"About 80 to 90 percent of what we need to prevent heart disease is already known. The problem is that addressing those behaviors is something a lot of Americans don't want to do, so they are looking for other excuses," says Dr. Philip Greenland, a cardiologist at Northwestern University.
People with family history of heart disease and cancer have to be extra careful in their behavior and food habits. Like family history, baldness is an indicator of increased risk. Men who are losing the hair on the crowns of their heads have up to a 36 percent greater risk of experiencing heart problems, including heart attacks and bypass surgery, a study found. "You can't alter your family history or your baldness, but there are many ways to modify your risk factors," said Dr. Joann Manson, one of the study's authors and chief of preventative medicine at Harvard's Brigham and Women's Hospital in Boston. Manson's study, published in Monday's edition of the Archives of Internal Medicine, found that the greater the hair loss on the top of a man's head, the greater the risk. Established risk factors for heart disease include hypertension, high blood pressure and cholesterol, and a sedentary lifestyle.

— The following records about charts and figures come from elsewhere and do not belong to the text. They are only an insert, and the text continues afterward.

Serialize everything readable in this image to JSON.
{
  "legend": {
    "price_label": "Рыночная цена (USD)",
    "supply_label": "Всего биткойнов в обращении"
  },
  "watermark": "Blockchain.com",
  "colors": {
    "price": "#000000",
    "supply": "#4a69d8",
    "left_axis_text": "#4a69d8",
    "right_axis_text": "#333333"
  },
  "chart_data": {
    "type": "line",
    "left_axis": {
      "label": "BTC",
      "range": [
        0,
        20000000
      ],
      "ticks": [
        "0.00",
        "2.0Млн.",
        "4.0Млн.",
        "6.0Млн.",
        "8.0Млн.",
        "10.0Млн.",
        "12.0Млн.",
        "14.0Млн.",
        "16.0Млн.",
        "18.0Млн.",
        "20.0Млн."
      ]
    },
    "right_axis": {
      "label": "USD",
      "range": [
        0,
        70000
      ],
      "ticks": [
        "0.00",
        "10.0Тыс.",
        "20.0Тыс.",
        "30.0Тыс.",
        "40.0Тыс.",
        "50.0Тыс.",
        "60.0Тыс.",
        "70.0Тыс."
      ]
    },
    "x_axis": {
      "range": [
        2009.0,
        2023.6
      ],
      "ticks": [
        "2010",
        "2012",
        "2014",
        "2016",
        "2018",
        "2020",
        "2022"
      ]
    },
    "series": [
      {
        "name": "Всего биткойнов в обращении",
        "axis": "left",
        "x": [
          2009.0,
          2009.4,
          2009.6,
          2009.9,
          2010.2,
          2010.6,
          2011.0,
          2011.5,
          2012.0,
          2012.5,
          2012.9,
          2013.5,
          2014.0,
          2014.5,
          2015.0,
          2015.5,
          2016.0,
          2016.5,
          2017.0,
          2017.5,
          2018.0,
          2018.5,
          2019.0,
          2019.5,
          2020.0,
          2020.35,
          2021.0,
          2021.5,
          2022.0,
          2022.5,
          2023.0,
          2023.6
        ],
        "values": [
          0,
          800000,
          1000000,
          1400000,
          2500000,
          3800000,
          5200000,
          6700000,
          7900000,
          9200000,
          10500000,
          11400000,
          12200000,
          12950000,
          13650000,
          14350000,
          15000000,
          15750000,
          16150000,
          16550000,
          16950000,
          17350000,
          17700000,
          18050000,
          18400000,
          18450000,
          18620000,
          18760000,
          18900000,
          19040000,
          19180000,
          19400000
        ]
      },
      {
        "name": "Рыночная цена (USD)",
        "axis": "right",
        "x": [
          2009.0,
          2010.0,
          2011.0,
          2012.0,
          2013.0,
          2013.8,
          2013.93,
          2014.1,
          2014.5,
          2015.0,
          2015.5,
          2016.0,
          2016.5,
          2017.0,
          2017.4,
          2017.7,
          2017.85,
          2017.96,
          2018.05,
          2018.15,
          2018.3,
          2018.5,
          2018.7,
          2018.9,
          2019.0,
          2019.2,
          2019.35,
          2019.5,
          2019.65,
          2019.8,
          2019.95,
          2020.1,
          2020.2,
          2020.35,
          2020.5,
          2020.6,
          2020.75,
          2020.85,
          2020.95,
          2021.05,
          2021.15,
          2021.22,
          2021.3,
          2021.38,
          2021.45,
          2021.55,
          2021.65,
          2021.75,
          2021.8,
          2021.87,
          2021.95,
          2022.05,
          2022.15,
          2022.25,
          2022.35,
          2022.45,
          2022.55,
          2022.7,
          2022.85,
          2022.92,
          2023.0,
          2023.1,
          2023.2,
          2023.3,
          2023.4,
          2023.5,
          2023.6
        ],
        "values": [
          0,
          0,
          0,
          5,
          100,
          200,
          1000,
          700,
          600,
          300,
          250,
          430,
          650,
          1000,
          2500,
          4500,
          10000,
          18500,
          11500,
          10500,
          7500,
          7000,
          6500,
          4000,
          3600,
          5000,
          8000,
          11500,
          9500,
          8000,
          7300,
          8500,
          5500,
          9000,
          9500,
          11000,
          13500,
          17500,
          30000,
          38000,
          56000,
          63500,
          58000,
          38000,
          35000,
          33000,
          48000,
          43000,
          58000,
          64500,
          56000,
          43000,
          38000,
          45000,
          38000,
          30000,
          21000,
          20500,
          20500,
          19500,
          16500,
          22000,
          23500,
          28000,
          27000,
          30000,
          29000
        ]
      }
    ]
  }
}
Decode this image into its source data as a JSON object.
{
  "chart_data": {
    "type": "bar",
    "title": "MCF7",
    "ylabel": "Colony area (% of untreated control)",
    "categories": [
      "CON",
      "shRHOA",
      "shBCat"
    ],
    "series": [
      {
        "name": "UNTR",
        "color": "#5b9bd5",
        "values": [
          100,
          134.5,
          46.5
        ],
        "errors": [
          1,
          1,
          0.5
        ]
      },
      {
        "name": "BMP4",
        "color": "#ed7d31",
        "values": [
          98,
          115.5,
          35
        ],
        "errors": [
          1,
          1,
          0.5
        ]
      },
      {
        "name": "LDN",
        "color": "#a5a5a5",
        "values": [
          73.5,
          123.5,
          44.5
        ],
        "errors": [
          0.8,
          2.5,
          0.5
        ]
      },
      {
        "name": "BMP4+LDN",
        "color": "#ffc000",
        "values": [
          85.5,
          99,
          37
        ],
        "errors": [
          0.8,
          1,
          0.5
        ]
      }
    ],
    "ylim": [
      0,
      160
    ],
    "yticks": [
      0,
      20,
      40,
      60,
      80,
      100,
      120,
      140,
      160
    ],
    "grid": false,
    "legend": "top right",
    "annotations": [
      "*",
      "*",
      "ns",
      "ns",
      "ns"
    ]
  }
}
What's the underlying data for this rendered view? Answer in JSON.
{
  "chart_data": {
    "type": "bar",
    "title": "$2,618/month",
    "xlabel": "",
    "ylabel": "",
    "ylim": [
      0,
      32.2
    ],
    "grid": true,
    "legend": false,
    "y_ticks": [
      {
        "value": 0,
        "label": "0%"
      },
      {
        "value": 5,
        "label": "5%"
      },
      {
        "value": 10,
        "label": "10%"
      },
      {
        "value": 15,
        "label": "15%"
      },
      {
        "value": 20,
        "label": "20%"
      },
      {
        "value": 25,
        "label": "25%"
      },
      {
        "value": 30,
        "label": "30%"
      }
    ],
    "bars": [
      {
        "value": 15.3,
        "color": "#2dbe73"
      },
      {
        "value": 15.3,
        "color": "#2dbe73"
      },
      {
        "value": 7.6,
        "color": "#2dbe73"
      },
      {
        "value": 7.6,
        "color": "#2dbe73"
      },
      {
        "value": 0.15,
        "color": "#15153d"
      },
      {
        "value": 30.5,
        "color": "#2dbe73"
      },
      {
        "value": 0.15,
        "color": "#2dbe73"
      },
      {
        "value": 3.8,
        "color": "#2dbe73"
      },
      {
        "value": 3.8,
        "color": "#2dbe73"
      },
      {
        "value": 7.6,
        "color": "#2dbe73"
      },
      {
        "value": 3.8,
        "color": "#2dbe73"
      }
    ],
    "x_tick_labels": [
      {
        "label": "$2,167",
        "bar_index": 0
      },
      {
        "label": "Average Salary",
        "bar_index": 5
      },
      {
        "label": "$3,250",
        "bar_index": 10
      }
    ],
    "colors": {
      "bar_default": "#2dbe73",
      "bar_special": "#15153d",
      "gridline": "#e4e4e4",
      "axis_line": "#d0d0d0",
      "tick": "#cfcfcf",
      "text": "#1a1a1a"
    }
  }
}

Human Nature and American Culture
It is clear to almost everyone that a healthy life style is very important to lead disease-free and happy life. However, as Dr. Philip Greenland says, many people do not want to follow the healthy guidelines. We would like to indulge in all kinds of bad habits and then seek help from doctors. This is, in a way, a great cycle of economy, where food industry, pharmaceutical industry and health care industry reap benefits out of common man's inability to control his/her cravings and bad habits. Interestingly lawyers also benefit from this cycle! In October 1999, American Home agreed to pay $3.75 billion to settle thousands of lawsuits filed nationwide by people claiming health problems due to fen-phen, a combination of the anti-obesity drugs Pondimin (fenfluramine) and phentermine. But the settlement has not been finalized, and attorneys said many clients would opt-out of the agreement so they can sue on their own. Interneuron is now facing more than 2,000 lawsuits related to Redux. Pondimin and Redux were taken off the market in September 1997. Pondimin was made and marketed by American Home, while Redux was developed by Interneuron and marketed by American Home. Interneuron is seeking unspecified damages against American Home in a suit filed in Massachusetts. The cause for all these problems: Dishonesty, Greed and Gluttony.
On January 24, FDA took steps to make sure Propulsid is used only by patients with severe nighttime heartburn who get no relief from other drugs - and only if they appear at low risk for the cardiac side effects, in the wake of 70 deaths and 200 other reports of irregular heartbeat and other heart rhythm disturbances since Propulsid hit the market in 1993. The FDA first warned that Propulsid could cause serious heart problems in June 1998. Janssen Pharmaceuticals based in Titusville, N.J. is the manufacturer of Propulsid.
According to FDA Propulsid should not be taken by anyone with heart disease, including valvular disease, or who has ever had an irregular heartbeat, abnormal EKG or QT prolongation; people with kidney disease; lung disease; low blood levels of the electrolytes potassium, calcium or magnesium; an eating disorder; dehydration or prolonged vomiting.
Propulsid should not be taken while using a list of other medications, including antibiotics like erythromycin; antifungals like ketoconazole; AIDS-fighting protease inhibitors; drugs for irregular heartbeat; certain antidepressants and antipsychotics such as Elavil or Serzone. It should not be taken with grapefruit juice. FDA suggests patients being considered for Propulsid should undergo EKG and blood tests to check electrolyte levels.